Reverse charge e IVA all’importazione equivalenti
ottobre 5 | Pubblicato da Luigi Sorreca | EconomiaLa Corte di Cassazione -sent. 16109/2015 -accoglie solo parzialmente il ricorso delle Dogane sull’equivalenza tra reverse charge e IVA all’importazione
Il diritto comunitario osta ad una normativa nazionale per la quale uno Stato membro richieda il pagamento dell IVA all’importazione sebbene la medesima sia già stata regolarizzata con il meccanismo dell’inversione contabile, mediante un’autofatturazione e una registrazione contabile del soggetto passivo. L’Iva all’importazione ed il meccanismo del reverse charge, tranne nel caso in cui sia dimostrata l’esistenza di una frode, sono sistemi di assolvimento dell’Iva equivalenti. L’autofattura emessa del soggetto passivo non costituisce infatti una mera operazione neutra di compensazione bensì un vero e proprio pagamento opponibile all’ufficio doganale . Queste le conclusioni della Corte di Cassazione nella sentenza n. 16109 del 29 luglio 2015.
IL CASO
Una società di capitali, nell’esercizio dell’attività professionale di spedizioniere e gestore di un deposito fiscale ai fini IVA ha assistito alcuni importatori nelle operazioni di importazione di merci provenienti di Paesi Terzi: la merce venne dichiarata essere destinata al deposito IVA con conseguente sospensione del pagamento dell’IVA all’importazione.

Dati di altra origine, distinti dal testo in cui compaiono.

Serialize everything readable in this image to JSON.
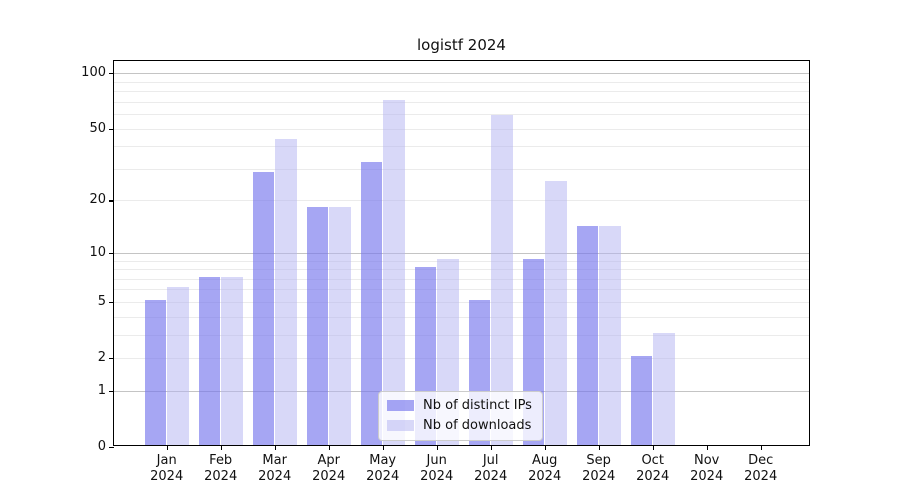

L’Iva veniva successivamente assolta dagli importatori all’atto dell’estrazione della merce dal magazzino in regime di reverse charge, con emissione di autofatture.

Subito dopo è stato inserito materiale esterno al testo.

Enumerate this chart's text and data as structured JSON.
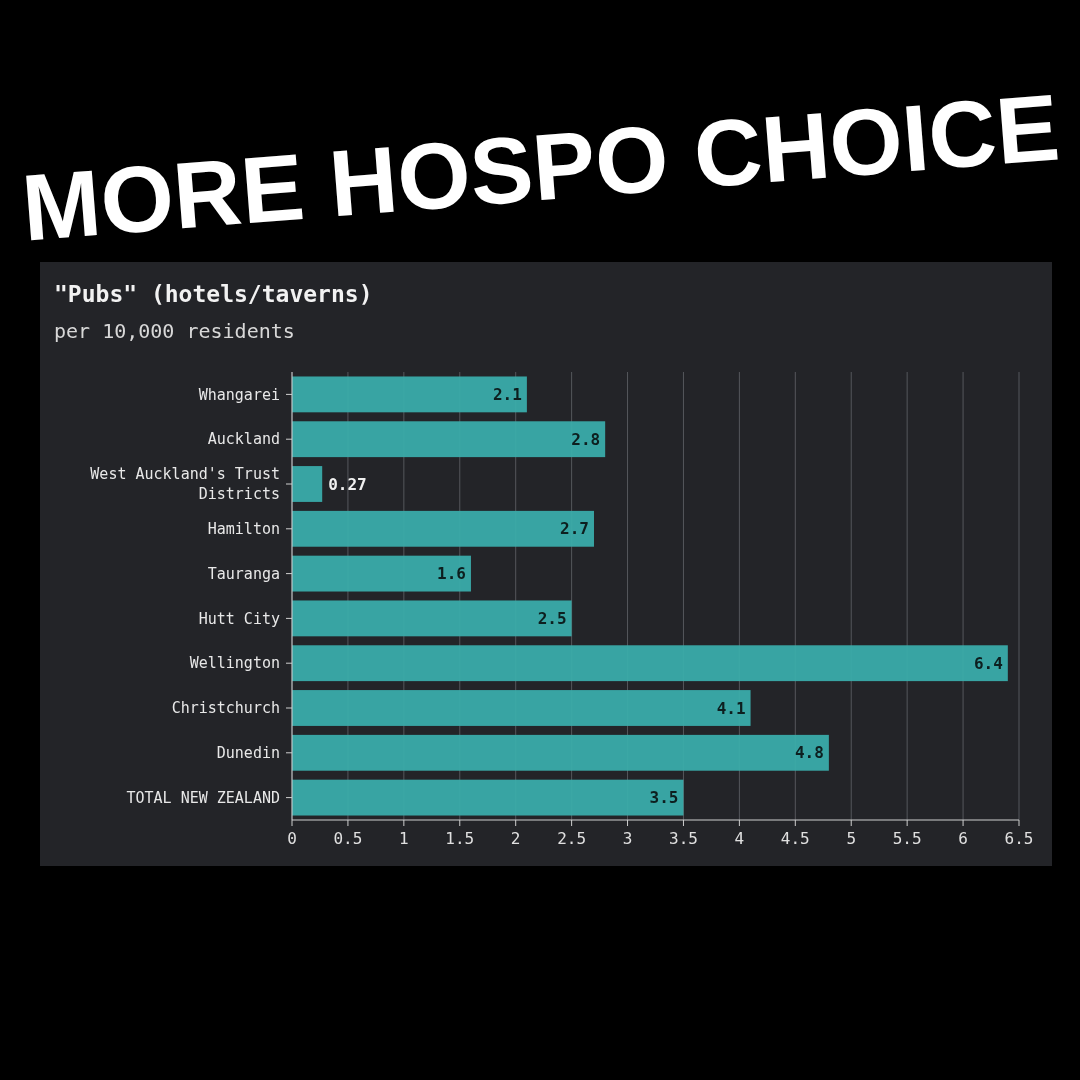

L’accertamento dell’Agenzia delle Dogane ha riguardato il mancato assolvimento dell’IVA all’importazione in ragione della verifica compiuta, dalla quale emergeva che alcune partite di merci importate da paesi extra UE non erano mai state materialmente introdotte nel deposito pur avendo usufruito della sospensione del pagamento dell’IVA.
Secondo l’Agenzia delle Dogane, infatti, non sono assimilabili Iva all’importazione e Iva interna, soprattutto in ordine ai sistemi di assolvimento dell’imposta: la prima, costituente un diritto di confine facente capo alla Comunità, è infatti correlata all’importazione delle merci in dogana ed è esigibile in quel momento, a fronte di un sistema dell’IVA nazionale correlato all’auto liquidazione, al versamento dell’imposta per massa di operazioni attive e passive e alla dichiarazione relativa al periodo d’imposta. Un ulteriore elemento di fatto è che le merci erano state introdotte nel deposito pur avendo fruito della sospensione del pagamento del tributo.

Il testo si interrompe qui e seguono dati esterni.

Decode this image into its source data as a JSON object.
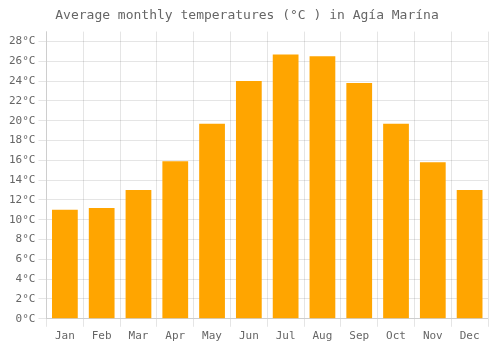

La Ctr, confermando il verdetto di primo grado, respingeva l’appello dell’Agenzia delle Dogane, evidenziando che la materiale introduzione dei beni nel deposito IVA contestata alla contribuente non era prevista espressamente da alcuna disposizione; inoltre la diversità fra IVA all’importazione e IVA interna sostenuta dall’Ufficio era in stridente contrasto con il principio di neutralità, generando una duplicazione di imposta.
Quanto alle sanzioni per omesso versamento, secondo la Ctr le stesse non si applicano quando i versamenti siano stati tempestivamente eseguiti presso un Ufficio diverso da quello competente.
Col successivo ricorso per Cassazione l’Agenzia delle Dogane denunciava la violazione del D.L. n. 331 del 1993, art. 50 bis. Secondo la ricorrente, infatti, la disposizione impone di ritenere l’immissione effettiva della merce nel deposito ai fini IVA per godere dei benefici da essa previsti: il termine “custodia” utilizzato dall’art. 50 bis presuppone la materiale immissione della merce in un luogo fisico idoneo alla conservazione; a supporto di tale tesi vengono richiamate diverse sentenze della Cassazione del 2010.
Inoltre la CTR aveva considerato come violazione formale la mancata introduzione nel deposito IVA ancorché l’art. 201 CDC indicasse come violazione sostanziale ogni violazione che comportava l’irregolarità dell’operazione doganale; Doveva quindi ritenersi applicabile la sanzione per omesso versamento prevista dall’art. 13 del D.L.gs. n. 471 del 1997.